ST. PETERSBURG, Fla. — Major League Baseball has been a hot topic in the Tampa Bay area in recent days, especially after the Tampa Bay Rays announced their plans to stay in St. Petersburg and redevelop Tropicana Field.


What You Need To Know

  • According to The Institute for Diversity and Ethics in Sport, a little over 6% of MLB players identified as Black or African American at the start of the 2023 season, a record low since 1991

  • In 1991 when the Institute first started collecting racial data for the sport, the number of Black players was at an all time high of 18%

  • MLB currently has diversity outreach programs like Reviving Baseball in Inner Cities

The land Tropicana Field sits on was also once home to the historically Black, Gas Plant neighborhood, and the team’s location has also sparked discussion on the topic of diversity in baseball.

According to a Major League Baseball Racial and Gender Report Card from The Institute for Diversity and Ethics in Sport at the University of Central Florida, the number of Black players in the league is the lowest it has been since the report card started in 1991. 

According to the report card, about 40% of the MLB is made up of players of color — but amongst those, only about 6% identify as Black or African American.

Spectrum News checked with the Tampa Bay Rays about the number of Black players the team has on its roster. Officials didn’t provide a racial make-up of the team, but did send its current roster, which includes several players of color. 

Baseball enthusiasts who spoke with Spectrum News said that if you want to find out why you don't see more young Black Americans signing up to play baseball, you need to look at the very beginning, in youth Baseball. 

If you ask coach Stephan Knight, throwing and hitting a baseball is only a small part of playing the game.

“You have to be mentally tough in order to play this game here,” he said.

It’s a lesson he’s constantly driving home with the his sons Michael and Stephen Jr., and the players he coaches who are mostly Black and from the inner city.

“We’ve been to many tournaments where we get the looks," Knight said. "We’re told we’re just fast, we’re told we’re just athletes."

Knight said he wants his team to be called baseball players in the predominantly white sport (see page 42 in the PDF below for a breakdown), but sometimes he said they’re called something insulting and cruel: the N-word.

“It happens a lot, actually, and it will happen more than most would like to acknowledge,” he said. “We’re talking the N-word. It’s been multiple times. Both of my kids play on teams ... they can tell you, both of them witnessed or have heard that word playing the game of baseball.”

That’s just one of the reasons why he thinks baseball is striking out with Black children, resulting in less Black players in Major League Baseball.

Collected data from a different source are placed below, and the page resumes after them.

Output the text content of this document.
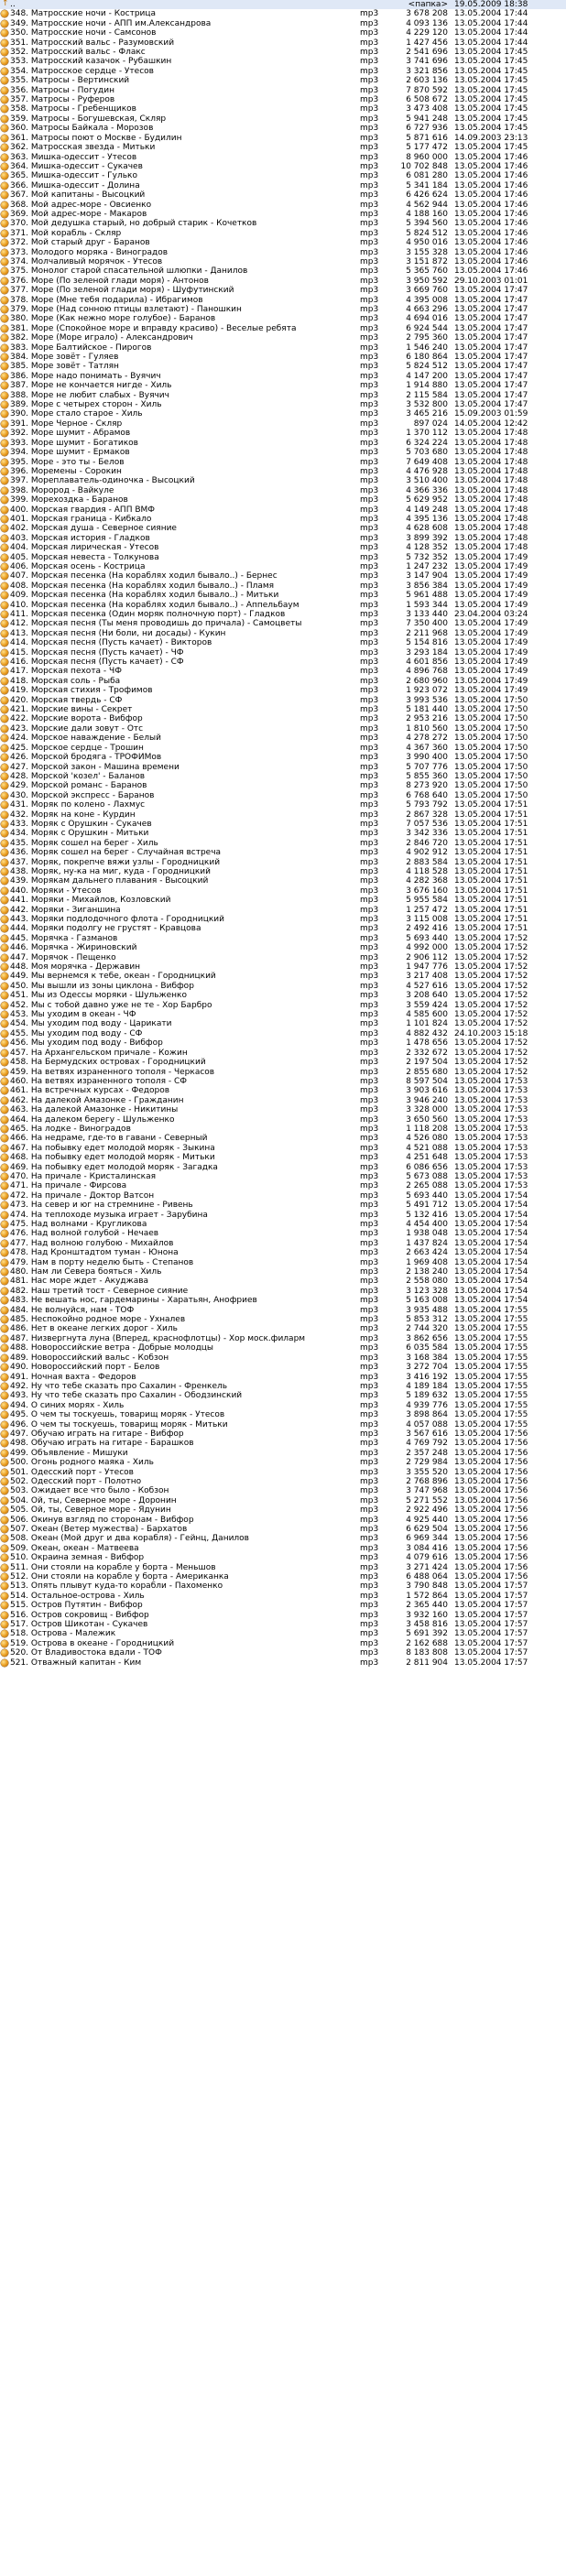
↑
..	<папка> 19.05.2009 18:38
348. Матросские ночи - Кострица	mp3	3 678 208 13.05.2004 17:44
349. Матросские ночи - АПП им.Александрова	mp3	4 093 136 13.05.2004 17:44
350. Матросские ночи - Самсонов	mp3	4 229 120 13.05.2004 17:44
351. Матросский вальс - Разумовский	mp3	1 427 456 13.05.2004 17:44
352. Матросский вальс - Флакс	mp3	2 541 696 13.05.2004 17:45
353. Матросский казачок - Рубашкин	mp3	3 741 696 13.05.2004 17:45
354. Матросское сердце - Утесов	mp3	3 321 856 13.05.2004 17:45
355. Матросы - Вертинский	mp3	2 603 136 13.05.2004 17:45
356. Матросы - Погудин	mp3	7 870 592 13.05.2004 17:45
357. Матросы - Руферов	mp3	6 508 672 13.05.2004 17:45
358. Матросы - Гребенщиков	mp3	3 473 408 13.05.2004 17:45
359. Матросы - Богушевская, Скляр	mp3	5 941 248 13.05.2004 17:45
360. Матросы Байкала - Морозов	mp3	6 727 936 13.05.2004 17:45
361. Матросы поют о Москве - Будилин	mp3	5 871 616 14.09.2003 23:13
362. Матросская звезда - Митьки	mp3	5 177 472 13.05.2004 17:45
363. Мишка-одессит - Утесов	mp3	8 960 000 13.05.2004 17:46
364. Мишка-одессит - Сукачев	mp3	10 702 848 13.05.2004 17:46
365. Мишка-одессит - Гулько	mp3	6 081 280 13.05.2004 17:46
366. Мишка-одессит - Долина	mp3	5 341 184 13.05.2004 17:46
367. Мой капитаны - Высоцкий	mp3	6 426 624 13.05.2004 17:46
368. Мой адрес-море - Овсиенко	mp3	4 562 944 13.05.2004 17:46
369. Мой адрес-море - Макаров	mp3	4 188 160 13.05.2004 17:46
370. Мой дедушка старый, но добрый старик - Кочетков	mp3	5 394 560 13.05.2004 17:46
371. Мой корабль - Скляр	mp3	5 824 512 13.05.2004 17:46
372. Мой старый друг - Баранов	mp3	4 950 016 13.05.2004 17:46
373. Молодого моряка - Виноградов	mp3	3 155 328 13.05.2004 17:46
374. Молчаливый морячок - Утесов	mp3	3 151 872 13.05.2004 17:46
375. Монолог старой спасательной шлюпки - Данилов	mp3	5 365 760 13.05.2004 17:46
376. Море (По зеленой глади моря) - Антонов	mp3	3 950 592 29.10.2003 01:01
377. Море (По зеленой глади моря) - Шуфутинский	mp3	3 669 760 13.05.2004 17:47
378. Море (Мне тебя подарила) - Ибрагимов	mp3	4 395 008 13.05.2004 17:47
379. Море (Над сонною птицы взлетают) - Паношкин	mp3	4 663 296 13.05.2004 17:47
380. Море (Как нежно море голубое) - Баранов	mp3	4 694 016 13.05.2004 17:47
381. Море (Спокойное море и вправду красиво) - Веселые ребята	mp3	6 924 544 13.05.2004 17:47
382. Море (Море играло) - Александрович	mp3	2 795 360 13.05.2004 17:47
383. Море Балтийское - Пирогов	mp3	1 546 240 13.05.2004 17:47
384. Море зовёт - Гуляев	mp3	6 180 864 13.05.2004 17:47
385. Море зовёт - Татлян	mp3	5 824 512 13.05.2004 17:47
386. Море надо понимать - Вуячич	mp3	4 147 200 13.05.2004 17:47
387. Море не кончается нигде - Хиль	mp3	1 914 880 13.05.2004 17:47
388. Море не любит слабых - Вуячич	mp3	2 115 584 13.05.2004 17:47
389. Море с четырех сторон - Хиль	mp3	3 532 800 13.05.2004 17:47
390. Море стало старое - Хиль	mp3	3 465 216 15.09.2003 01:59
391. Море Черное - Скляр	mp3	897 024 14.05.2004 12:42
392. Море шумит - Абрамов	mp3	1 370 112 13.05.2004 17:48
393. Море шумит - Богатиков	mp3	6 324 224 13.05.2004 17:48
394. Море шумит - Ермаков	mp3	5 703 680 13.05.2004 17:48
395. Море - это ты - Белов	mp3	7 649 408 13.05.2004 17:48
396. Моремены - Сорокин	mp3	4 476 928 13.05.2004 17:48
397. Мореплаватель-одиночка - Высоцкий	mp3	3 510 400 13.05.2004 17:48
398. Морород - Вайкуле	mp3	4 366 336 13.05.2004 17:48
399. Морехоздка - Баранов	mp3	5 629 952 13.05.2004 17:48
400. Морская гвардия - АПП ВМФ	mp3	4 149 248 13.05.2004 17:48
401. Морская граница - Кибкало	mp3	4 395 136 13.05.2004 17:48
402. Морская душа - Северное сияние	mp3	4 628 608 13.05.2004 17:48
403. Морская история - Гладков	mp3	3 899 392 13.05.2004 17:48
404. Морская лирическая - Утесов	mp3	4 128 352 13.05.2004 17:48
405. Морская невеста - Толкунова	mp3	5 732 352 13.05.2004 17:49
406. Морская осень - Кострица	mp3	1 247 232 13.05.2004 17:49
407. Морская песенка (На кораблях ходил бывало..) - Бернес	mp3	3 147 904 13.05.2004 17:49
408. Морская песенка (На кораблях ходил бывало..) - Пламя	mp3	3 856 384 13.05.2004 17:49
409. Морская песенка (На кораблях ходил бывало..) - Митьки	mp3	5 961 488 13.05.2004 17:49
410. Морская песенка (На кораблях ходил бывало..) - Аппельбаум	mp3	1 593 344 13.05.2004 17:49
411. Морская песенка (Один моряк полночную порт) - Гладков	mp3	3 133 440 23.04.2004 03:24
412. Морская песня (Ты меня проводишь до причала) - Самоцветы	mp3	7 350 400 13.05.2004 17:49
413. Морская песня (Ни боли, ни досады) - Кукин	mp3	2 211 968 13.05.2004 17:49
414. Морская песня (Пусть качает) - Викторов	mp3	5 154 816 13.05.2004 17:49
415. Морская песня (Пусть качает) - ЧФ	mp3	3 293 184 13.05.2004 17:49
416. Морская песня (Пусть качает) - СФ	mp3	4 601 856 13.05.2004 17:49
417. Морская пехота - ЧФ	mp3	4 896 768 13.05.2004 17:49
418. Морская соль - Рыба	mp3	2 680 960 13.05.2004 17:49
419. Морская стихия - Трофимов	mp3	1 923 072 13.05.2004 17:49
420. Морская твердь - СФ	mp3	3 993 536 13.05.2004 17:50
421. Морские вины - Секрет	mp3	5 181 440 13.05.2004 17:50
422. Морские ворота - Вибфор	mp3	2 953 216 13.05.2004 17:50
423. Морские дали зовут - Отс	mp3	1 810 560 13.05.2004 17:50
424. Морское наваждение - Белый	mp3	4 278 272 13.05.2004 17:50
425. Морское сердце - Трошин	mp3	4 367 360 13.05.2004 17:50
426. Морской бродяга - ТРОФИМов	mp3	3 990 400 13.05.2004 17:50
427. Морской закон - Машина времени	mp3	5 707 776 13.05.2004 17:50
428. Морской 'козел' - Баланов	mp3	5 855 360 13.05.2004 17:50
429. Морской романс - Баранов	mp3	8 273 920 13.05.2004 17:50
430. Морской экспресс - Баранов	mp3	6 768 640 13.05.2004 17:50
431. Моряк по колено - Лахмус	mp3	5 793 792 13.05.2004 17:51
432. Моряк на коне - Курдин	mp3	2 867 328 13.05.2004 17:51
433. Моряк с Орушкин - Сукачев	mp3	7 057 536 13.05.2004 17:51
434. Моряк с Орушкин - Митьки	mp3	3 342 336 13.05.2004 17:51
435. Моряк сошел на берег - Хиль	mp3	2 846 720 13.05.2004 17:51
436. Моряк сошел на берег - Случайная встреча	mp3	4 902 912 13.05.2004 17:51
437. Моряк, покрепче вяжи узлы - Городницкий	mp3	2 883 584 13.05.2004 17:51
438. Моряк, ну-ка на миг, куда - Городницкий	mp3	4 118 528 13.05.2004 17:51
439. Морякам дальнего плавания - Высоцкий	mp3	4 282 368 13.05.2004 17:51
440. Моряки - Утесов	mp3	3 676 160 13.05.2004 17:51
441. Моряки - Михайлов, Козловский	mp3	5 955 584 13.05.2004 17:51
442. Моряки - Зиганшина	mp3	1 257 472 13.05.2004 17:51
443. Моряки подлодочного флота - Городницкий	mp3	3 115 008 13.05.2004 17:51
444. Моряки подолгу не грустят - Кравцова	mp3	2 492 416 13.05.2004 17:51
445. Морячка - Газманов	mp3	5 693 440 13.05.2004 17:52
446. Морячка - Жириновский	mp3	4 992 000 13.05.2004 17:52
447. Морячок - Пещенко	mp3	2 906 112 13.05.2004 17:52
448. Моя морячка - Державин	mp3	1 947 776 13.05.2004 17:52
449. Мы вернемся к тебе, океан - Городницкий	mp3	3 217 408 13.05.2004 17:52
450. Мы вышли из зоны циклона - Вибфор	mp3	4 527 616 13.05.2004 17:52
451. Мы из Одессы моряки - Шульженко	mp3	3 208 640 13.05.2004 17:52
452. Мы с тобой давно уже не те - Хор Барбро	mp3	3 559 424 13.05.2004 17:52
453. Мы уходим в океан - ЧФ	mp3	4 585 600 13.05.2004 17:52
454. Мы уходим под воду - Царикати	mp3	1 101 824 13.05.2004 17:52
455. Мы уходим под воду - СФ	mp3	4 882 432 24.10.2003 15:18
456. Мы уходим под воду - Вибфор	mp3	1 478 656 13.05.2004 17:52
457. На Архангельском причале - Кожин	mp3	2 332 672 13.05.2004 17:52
458. На Бермудских островах - Городницкий	mp3	2 197 504 13.05.2004 17:52
459. На ветвях израненного тополя - Черкасов	mp3	2 855 680 13.05.2004 17:52
460. На ветвях израненного тополя - СФ	mp3	8 597 504 13.05.2004 17:53
461. На встречных курсах - Федоров	mp3	3 903 616 13.05.2004 17:53
462. На далекой Амазонке - Гражданин	mp3	3 946 240 13.05.2004 17:53
463. На далекой Амазонке - Никитины	mp3	3 328 000 13.05.2004 17:53
464. На далеком берегу - Шульженко	mp3	3 650 560 13.05.2004 17:53
465. На лодке - Виноградов	mp3	1 118 208 13.05.2004 17:53
466. На недраме, где-то в гавани - Северный	mp3	4 526 080 13.05.2004 17:53
467. На побывку едет молодой моряк - Зыкина	mp3	4 521 088 13.05.2004 17:53
468. На побывку едет молодой моряк - Митьки	mp3	4 251 648 13.05.2004 17:53
469. На побывку едет молодой моряк - Загадка	mp3	6 086 656 13.05.2004 17:53
470. На причале - Кристалинская	mp3	5 673 088 13.05.2004 17:53
471. На причале - Фирсова	mp3	2 265 088 13.05.2004 17:53
472. На причале - Доктор Ватсон	mp3	5 693 440 13.05.2004 17:54
473. На север и юг на стремнине - Ривень	mp3	5 491 712 13.05.2004 17:54
474. На теплоходе музыка играет - Зарубина	mp3	5 132 416 13.05.2004 17:54
475. Над волнами - Кругликова	mp3	4 454 400 13.05.2004 17:54
476. Над волной голубой - Нечаев	mp3	1 938 048 13.05.2004 17:54
477. Над волною голубою - Михайлов	mp3	1 437 824 13.05.2004 17:54
478. Над Кронштадтом туман - Юнона	mp3	2 663 424 13.05.2004 17:54
479. Нам в порту неделю быть - Степанов	mp3	1 969 408 13.05.2004 17:54
480. Нам ли Севера бояться - Хиль	mp3	2 138 240 13.05.2004 17:54
481. Нас море ждет - Акуджава	mp3	2 558 080 13.05.2004 17:54
482. Наш третий тост - Северное сияние	mp3	3 123 328 13.05.2004 17:54
483. Не вешать нос, гардемарины - Харатьян, Анофриев	mp3	5 163 008 13.05.2004 17:54
484. Не волнуйся, нам - ТОФ	mp3	3 935 488 13.05.2004 17:55
485. Неспокойно родное море - Ухналев	mp3	5 853 312 13.05.2004 17:55
486. Нет в океане легких дорог - Хиль	mp3	2 744 320 13.05.2004 17:55
487. Низвергнута луна (Вперед, краснофлотцы) - Хор моск.филарм	mp3	3 862 656 13.05.2004 17:55
488. Новоросcийские ветра - Добрые молодцы	mp3	6 035 584 13.05.2004 17:55
489. Новороссийский вальс - Кобзон	mp3	3 168 384 13.05.2004 17:55
490. Новороссийский порт - Белов	mp3	3 272 704 13.05.2004 17:55
491. Ночная вахта - Федоров	mp3	3 416 192 13.05.2004 17:55
492. Ну что тебе сказать про Сахалин - Френкель	mp3	4 189 184 13.05.2004 17:55
493. Ну что тебе сказать про Сахалин - Ободзинский	mp3	5 189 632 13.05.2004 17:55
494. О синих морях - Хиль	mp3	4 939 776 13.05.2004 17:55
495. О чем ты тоскуешь, товарищ моряк - Утесов	mp3	3 898 864 13.05.2004 17:55
496. О чем ты тоскуешь, товарищ моряк - Митьки	mp3	4 057 088 13.05.2004 17:55
497. Обучаю играть на гитаре - Вибфор	mp3	3 567 616 13.05.2004 17:56
498. Обучаю играть на гитаре - Барашков	mp3	4 769 792 13.05.2004 17:56
499. Объявление - Мишуки	mp3	2 357 248 13.05.2004 17:56
500. Огонь родного маяка - Хиль	mp3	2 729 984 13.05.2004 17:56
501. Одесский порт - Утесов	mp3	3 355 520 13.05.2004 17:56
502. Одесский порт - Полотно	mp3	2 768 896 13.05.2004 17:56
503. Ожидает все что было - Кобзон	mp3	3 747 968 13.05.2004 17:56
504. Ой, ты, Северное море - Доронин	mp3	5 271 552 13.05.2004 17:56
505. Ой, ты, Северное море - Ядунин	mp3	2 922 496 13.05.2004 17:56
506. Окинув взгляд по сторонам - Вибфор	mp3	4 925 440 13.05.2004 17:56
507. Океан (Ветер мужества) - Бархатов	mp3	6 629 504 13.05.2004 17:56
508. Океан (Мой друг и два корабля) - Гейнц, Данилов	mp3	6 969 344 13.05.2004 17:56
509. Океан, океан - Матвеева	mp3	3 084 416 13.05.2004 17:56
510. Окраина земная - Вибфор	mp3	4 079 616 13.05.2004 17:56
511. Они стояли на корабле у борта - Меньшов	mp3	3 271 424 13.05.2004 17:56
512. Они стояли на корабле у борта - Американка	mp3	6 488 064 13.05.2004 17:56
513. Опять плывут куда-то корабли - Пахоменко	mp3	3 790 848 13.05.2004 17:57
514. Остальное-острова - Хиль	mp3	1 572 864 13.05.2004 17:57
515. Остров Путятин - Вибфор	mp3	2 365 440 13.05.2004 17:57
516. Остров сокровищ - Вибфор	mp3	3 932 160 13.05.2004 17:57
517. Остров Шикотан - Сукачев	mp3	3 458 816 13.05.2004 17:57
518. Острова - Малежик	mp3	5 691 392 13.05.2004 17:57
519. Острова в океане - Городницкий	mp3	2 162 688 13.05.2004 17:57
520. От Владивостока вдали - ТОФ	mp3	8 183 808 13.05.2004 17:57
521. Отважный капитан - Ким	mp3	2 811 904 13.05.2004 17:57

According to The Institute for Diversity and Ethics in Sport, when the 2023 season kicked off, Major League Baseball had a record-low number of Black players.

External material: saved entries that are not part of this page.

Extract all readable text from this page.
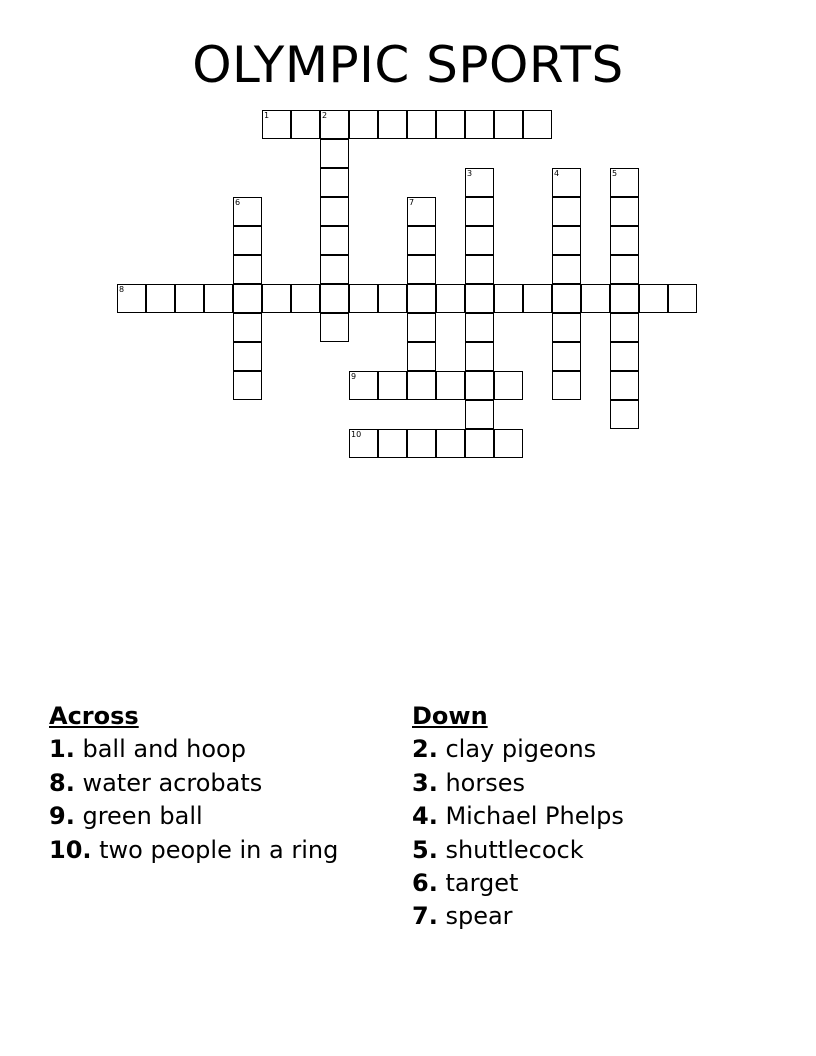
OLYMPIC SPORTS
1	2
3	4	5
6	7
8
9
10
Across
1. ball and hoop
8. water acrobats
9. green ball
10. two people in a ring
Down
2. clay pigeons
3. horses
4. Michael Phelps
5. shuttlecock
6. target
7. spear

Knight said that if you add in the price to play and the appeal of other team sports, you’re left with very few young Black players on the diamond.

“We don’t have the representation from college on up,” he said. “Kids like to imitate what they see, and if they’re not seeing us in the major leagues, now it’s, 'I’m gonna go shoot this basketball, I’m gonna go run this football instead of having to deal with being told I’m not good enough to be out here.'”

Some former major league players like Mark Whiten say the representation people see on TV can distort the severity of the issues that are discouraging young Black Americans from playing baseball, as many Black players in the major leagues come from Latin American countries.

Across the overgrown field, just a few feet from a dilapidated bench and high grass at a city-owned park in Tampa’s inner city, Spectrum News found Whiten, a former professional player and current youth baseball coach.

“My gift was throwing," said Whiten, who played in the major leagues for 11 years. "Wasn’t nobody taking no extra base on me. So that was a plus for me. That’s what I brought to the game."

It’s a game that looked a lot different when he started playing professionally back in the early 1990s. According to UCF's The Institute for Diversity and Ethics in Sport, 1991 had the highest percentages of Black Major League baseball players on record at 18%.

“Back then like coming up with the Blue Jays, it was like you went to spring training all you saw was us,” Whiten said. “And of course, you still had your Latin players, but it was more of Blacks. You would have seven or eight Blacks on a team at every level of their organization.” Players like Barry Bonds, Hank Aaaron, and Willie Mays to name a few.

Whiten said the low number of current Black MLB players isn’t the only curveball when it comes to diversity in the sport.

“Even if you look at the coaching staff in the major leagues, you don’t see a lot of us getting those jobs," he said. "Why? We have the experience, no doubt about that."

But Whiten said he still has hope, and that’s why he’s constantly scouting young Black players.

Knight said he feels the same way.  

“Seeing them from 3 or 4 years old, seeing them years later ... 'Coach, I just hit a home run,' or 'Coach, I just made the varsity team.' That keeps me optimistic,” he said.


Correction: The data on the amount of Black players in Major League Baseball has been updated to reflect when the The Institute for Diversity and Ethics in Sport started its Racial and Gender report Card in 1991.